Review Summary: Jolting change of direction concentrates on melody & cannot be considered post-hardcore. Patient listeners will be rewarded, however this lacks a standout track to win over too many new fans.
Post-hardcore bands with leanings towards the melodic portion of the genre such as Funeral For A Friend (FFAF) will usually at one stage of their career release what I term a bridging album. Or simply put an album with at least a few songs that test out the mainstream waters to see if it results in any success that genuinely could bring them in an extended fanbase. Bridging albums are often difficult to pull off though as it is not always easy to find that right mix which retains the loyalists while attracting new listeners.
FFAF's 2nd full-length album 'Hours' may be one of the more jolting attempts at a bridging album I have heard. It is arguable that over half of the tracks included on it bear little resemblance to any of the band's previous work. And even those songs that do contain the general style of their debut 'Casually Dressed and Deep in Conversation' are toned down to the point that this album itself cannot be placed under the post-hardcore genre at all!
Probably the most noticeable factor absent on 'Hours' is the lack of genuine background screaming by drummer Ryan Richards. The opener 'All The Rage' is an excellent example of this as the backing vocals come off a lot more standard than in the past. Either way, it is an impressive song that actually improves with further listens. Very good guitar-work complements some fantastic lyrics. From the opening "Who was it that said that great things come to great men? Well that ***er lied to us", to the "I'm sick and I'm tired of always being the good guy" through to the "All The Rage" themed chorus, it's memorable and suggests the band have improved as songwriters.
This is further backed up by the tremendous 4th single 'Roses For The Dead' which contains similarly impressive lyrics but backs them up even more with a triumphant musical background. Well-structured & emotional, this ballad of sorts is my album highlight. One could even argue that it should have been the 1st single, however track 2 'Streetcar' got that gig and while being solid, it lacks the hooks and catchiness to satisfactorily appeal to the mainstream. It actually comes off as a bit of a mish-mash to be honest.
Following the first 3 tracks comes the jarring shift in style as the next 4 songs completely change the direction of not only this album, but the band as well. 'Hospitality' and 'Drive' have an overly dramatic emo ballad feel to them that have them come off as pieces you may hear in the background of a movie. The former is overlong and average including a repetitive 2 line chorus, while 'Drive' admittedly has its moments without being special. The shift then moves more to the mainstream with the next duo as 2nd single 'Monsters' is a radio rocker that gets by with good guitar work and a catchy chorus, while 3rd single 'History' is the kind of effective sing-along ballad that you could hear at last call in a British pub.
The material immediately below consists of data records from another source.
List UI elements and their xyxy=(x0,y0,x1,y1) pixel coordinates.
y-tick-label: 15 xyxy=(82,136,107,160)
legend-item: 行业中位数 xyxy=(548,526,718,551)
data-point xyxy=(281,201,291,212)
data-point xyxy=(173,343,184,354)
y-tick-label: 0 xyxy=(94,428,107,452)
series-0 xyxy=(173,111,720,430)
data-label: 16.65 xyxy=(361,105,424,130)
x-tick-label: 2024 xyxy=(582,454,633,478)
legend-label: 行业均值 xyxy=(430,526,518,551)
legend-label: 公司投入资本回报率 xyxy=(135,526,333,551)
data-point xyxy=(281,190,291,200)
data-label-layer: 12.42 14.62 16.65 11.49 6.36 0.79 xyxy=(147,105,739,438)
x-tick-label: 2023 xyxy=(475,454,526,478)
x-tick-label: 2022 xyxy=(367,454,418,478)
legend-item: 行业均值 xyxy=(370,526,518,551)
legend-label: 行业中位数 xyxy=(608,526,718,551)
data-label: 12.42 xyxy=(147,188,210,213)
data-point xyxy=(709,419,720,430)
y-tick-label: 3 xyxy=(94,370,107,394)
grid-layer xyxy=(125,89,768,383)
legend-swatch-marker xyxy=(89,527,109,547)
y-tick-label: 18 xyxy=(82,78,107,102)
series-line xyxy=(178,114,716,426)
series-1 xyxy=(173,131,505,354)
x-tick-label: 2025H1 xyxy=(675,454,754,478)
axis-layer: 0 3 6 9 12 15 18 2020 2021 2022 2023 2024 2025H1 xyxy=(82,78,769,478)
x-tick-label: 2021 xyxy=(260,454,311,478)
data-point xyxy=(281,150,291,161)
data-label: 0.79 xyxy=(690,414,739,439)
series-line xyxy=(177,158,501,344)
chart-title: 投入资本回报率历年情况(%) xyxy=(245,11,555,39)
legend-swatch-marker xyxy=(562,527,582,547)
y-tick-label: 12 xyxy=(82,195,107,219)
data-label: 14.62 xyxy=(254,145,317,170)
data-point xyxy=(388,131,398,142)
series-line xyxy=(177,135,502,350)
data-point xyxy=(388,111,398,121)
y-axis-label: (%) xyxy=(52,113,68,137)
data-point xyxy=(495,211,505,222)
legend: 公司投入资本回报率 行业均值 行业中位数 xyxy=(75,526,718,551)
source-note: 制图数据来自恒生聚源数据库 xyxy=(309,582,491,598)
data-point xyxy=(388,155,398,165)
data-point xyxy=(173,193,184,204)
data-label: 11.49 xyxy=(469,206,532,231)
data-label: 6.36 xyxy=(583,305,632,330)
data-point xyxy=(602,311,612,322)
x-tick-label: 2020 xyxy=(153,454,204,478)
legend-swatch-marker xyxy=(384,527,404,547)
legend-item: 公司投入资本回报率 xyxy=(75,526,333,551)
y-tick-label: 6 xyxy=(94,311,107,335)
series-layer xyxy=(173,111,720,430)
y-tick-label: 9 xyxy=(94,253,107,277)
Continuing what appears to be a deliberate formula of working in pairs, tracks 8 & 9 take things up a notch. 'Recovery' is an up-tempo rocker, while 'The End of Nothing' is the closest thing to FFAF's post-hardcore past with its rapid-fire drumming and screaming breakdown complementing sufficient melody. The 2 closers pretty much fade into the background here, although Sonny interestingly contains programmed beats, even if it seems rather out of place.
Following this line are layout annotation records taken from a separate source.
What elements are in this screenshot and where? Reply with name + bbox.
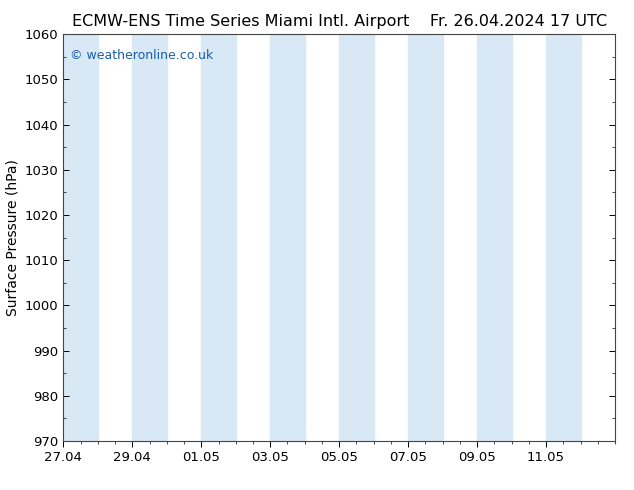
- Bar: [63, 34, 98, 441]
- Text: © weatheronline.co.uk: © weatheronline.co.uk: [70, 49, 213, 62]
- Bar: [408, 34, 443, 441]
- Bar: [546, 34, 581, 441]
- Y-axis label: Surface Pressure (hPa): Surface Pressure (hPa): [5, 159, 19, 316]
- Bar: [133, 34, 167, 441]
- Title: ECMW-ENS Time Series Miami Intl. Airport    Fr. 26.04.2024 17 UTC: ECMW-ENS Time Series Miami Intl. Airport…: [72, 14, 607, 29]
- Bar: [270, 34, 305, 441]
- Bar: [339, 34, 373, 441]
- Bar: [202, 34, 236, 441]
- Bar: [477, 34, 512, 441]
'Hours' is one of those albums that require many listens to suitably judge it due to its significant change of direction from the band's previous releases. While the guitar-work is still excellent (even if it seems to be just the lead and not the usual dual attack), there is little to suggest this is anywhere near post-hardcore, for it is the melody that is clearly being concentrated on here. For those that are patient, the melody will eventually wear you down, making this a rather good album in totality. However, it unfortunately lacks that standout 1st single for it to gain enough attention to win over too many new fans.
Recommended Tracks: Roses for the Dead, History, All The Rage & Monsters.